Die demokratische Legitimation der Justiz wird nicht mehr über den Justizsenator hergestellt, sondern über die Bürgerschaft, welche die Mitglieder des Justizwahlausschusses wählt.
Mitwirkung aller Justizangehörigen in den Gremien der Justiz
Die Verwaltung der Justiz wird in die Hände aller Angehörigen der Justiz gelegt. Im Justizwahlausschuss wird im Vergleich zum Richterwahlausschuss heute der Anteil der richterlichen Mitglieder erhöht. Auch das nichtrichterliche Personal der Justiz soll maßgeblich an den Entscheidungsprozessen in der Verwaltung der Gerichte beteiligt werden. Dies geschieht durch die Einbindung in den Justizverwaltungsrat und die Wahl von Angehörigen dieser Berufsgruppen in den Justizwahlausschuss für die Vergabe von Leitungspositionen innerhalb der Justiz.
Richterinnen und Richter als selbstbewusste Akteure in der autonomen Justizverwaltung
Leitidee des Modells sind das Interesse der gesamten Richterschaft für die Belange der Justiz und die Mitwirkung an den Organen der autonomen Justizverwaltung. Stellen in diesem Bereich sollen stets gerichtsöffentlich ausgeschrieben werden. Leitungsfunktionen (z. B. Präsidentinnen und Präsidenten) werden nur noch befristet vergeben. Nach Ablauf der Tätigkeit in der Leitungsebene soll der jeweilige Richter wieder in den Bereich der Rechtsprechung zurückkehren.
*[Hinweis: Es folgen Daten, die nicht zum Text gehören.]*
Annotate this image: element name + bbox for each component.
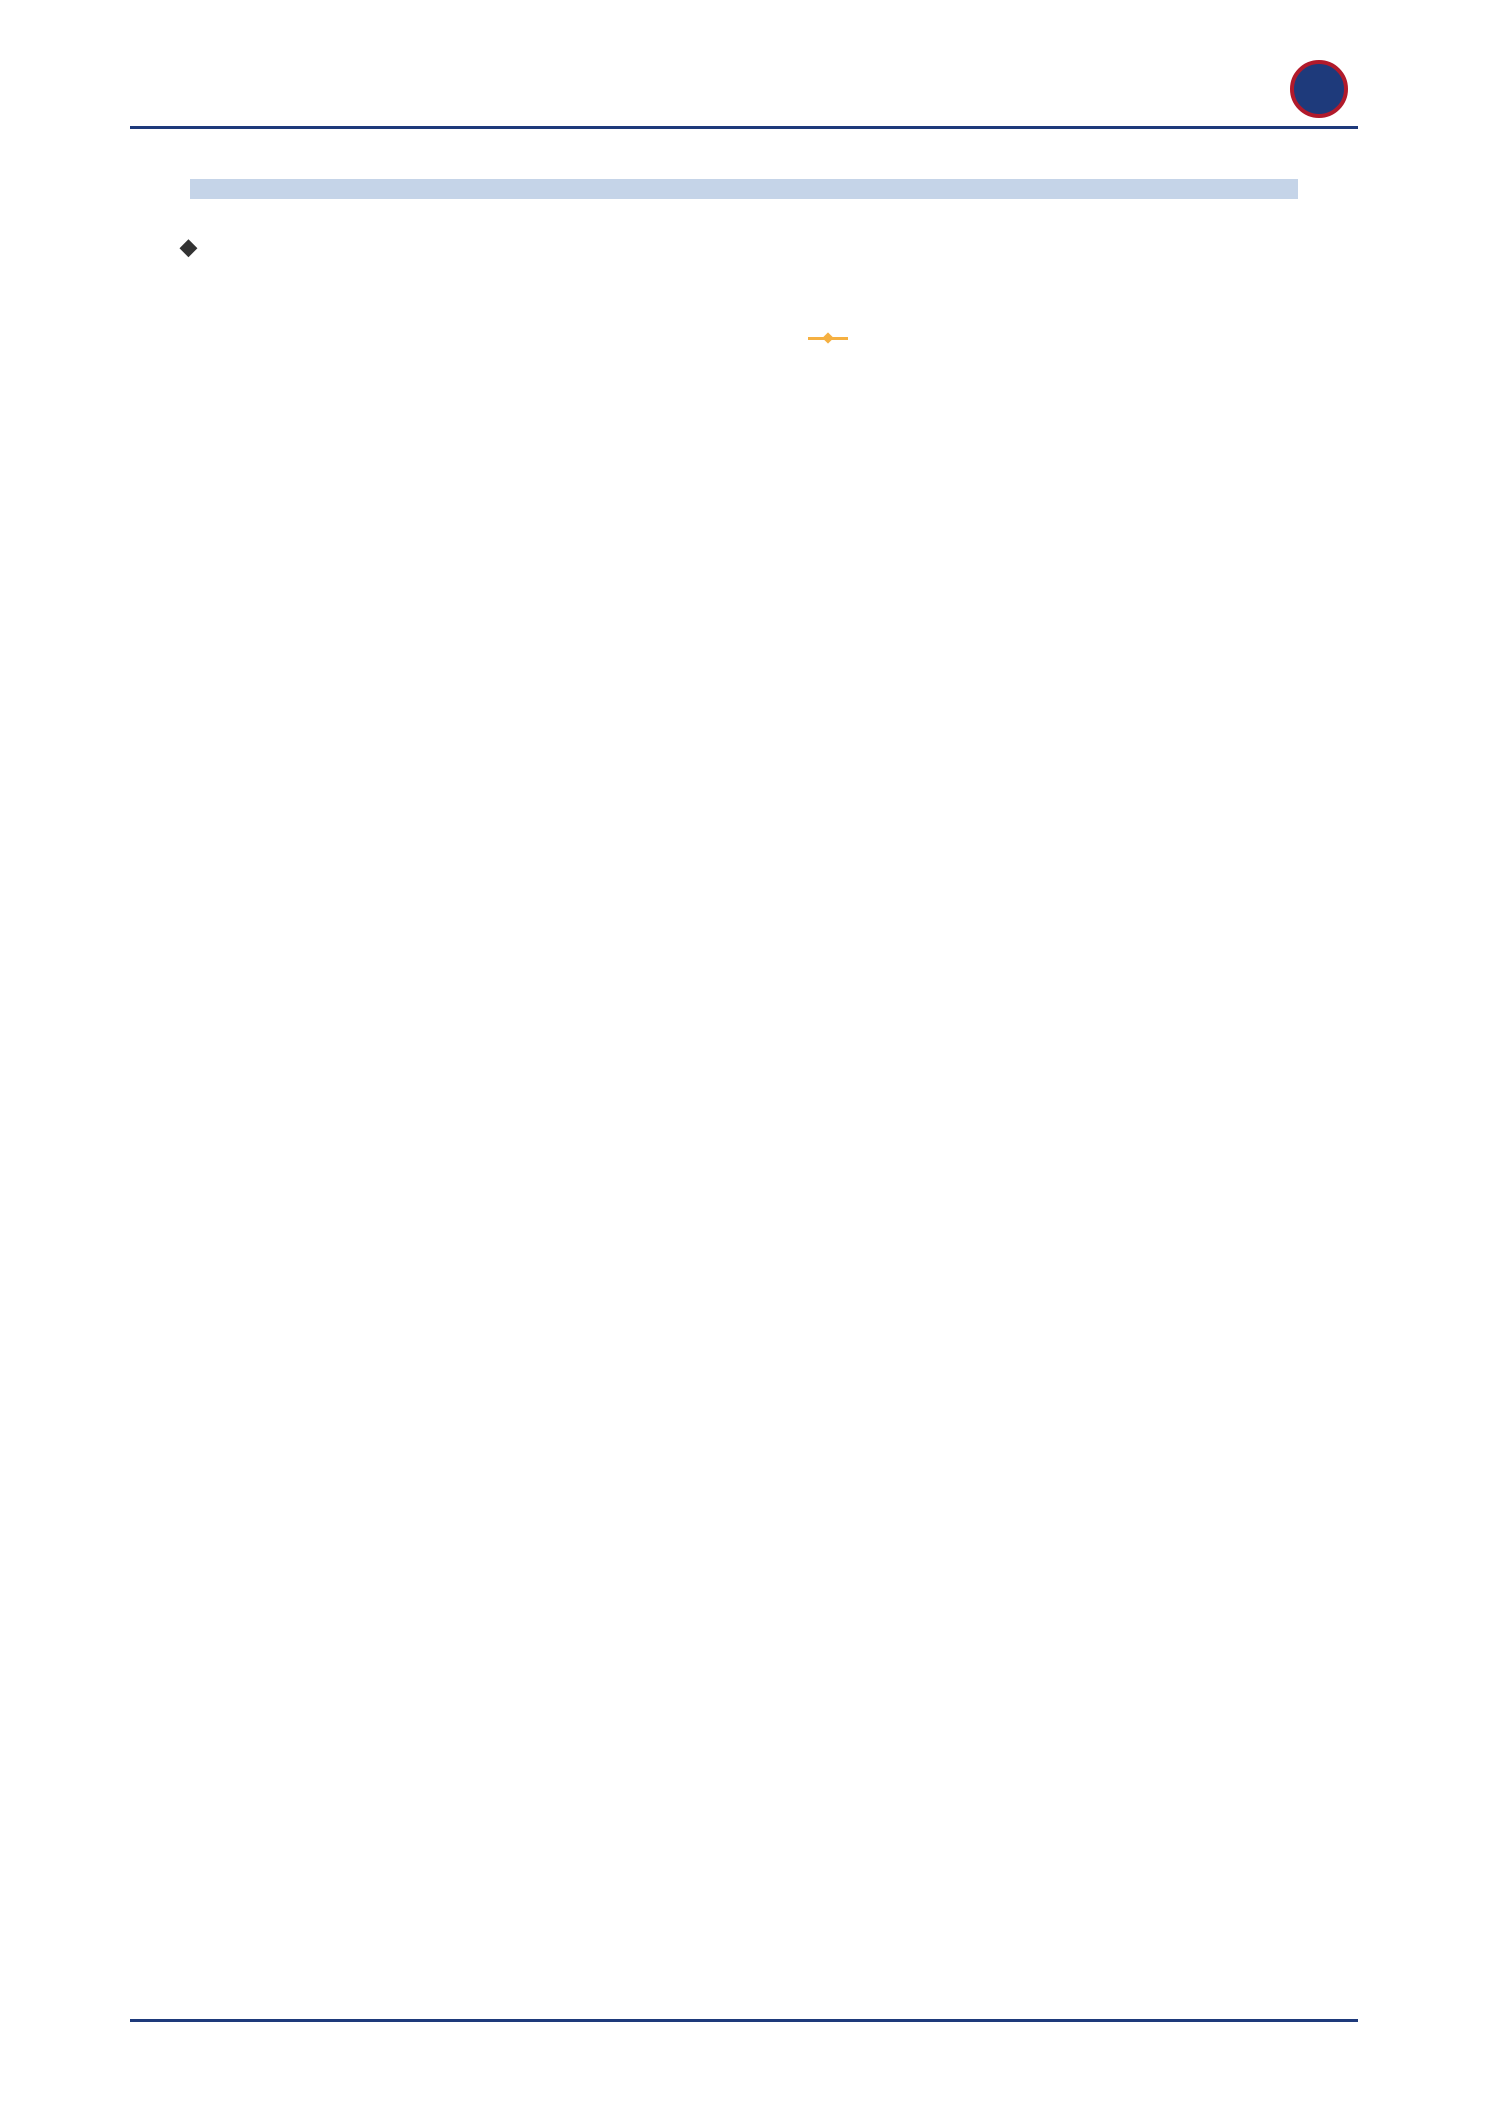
- legend-2019: [632, 330, 680, 346]
- chart-svg: [244, 352, 544, 502]
- footer: [130, 2019, 1358, 2034]
- section-heading: [190, 179, 1298, 199]
- header: [130, 60, 1358, 129]
- logo-badge-icon: [1290, 60, 1348, 118]
- diamond-bullet-icon: ◆: [180, 234, 197, 260]
- line-marker-icon: [808, 330, 848, 346]
- chart-legend: [244, 330, 1244, 346]
- legend-2020: [720, 330, 768, 346]
- legend-growth: [808, 330, 856, 346]
- logo: [1290, 60, 1358, 118]
- subheading: ◆: [180, 234, 1298, 260]
- chart: [244, 330, 1244, 502]
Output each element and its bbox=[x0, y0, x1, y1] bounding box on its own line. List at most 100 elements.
Mehr Autonomie für Staatsanwaltschaft
Die Staatsanwaltschaft soll eine stärkere Autonomie erhalten als heute, allerdings aus verfassungsrechtlichen und systematischen Gründen unter dem Dach der Exekutive verbleiben. Die Autonomie der Staatsanwaltschaft könnte etwa durch die Übertragung weiterer Aufgaben und die Abschaffung des einzelfallbezogenen Weisungsrechts des Justizsenators gestärkt werden.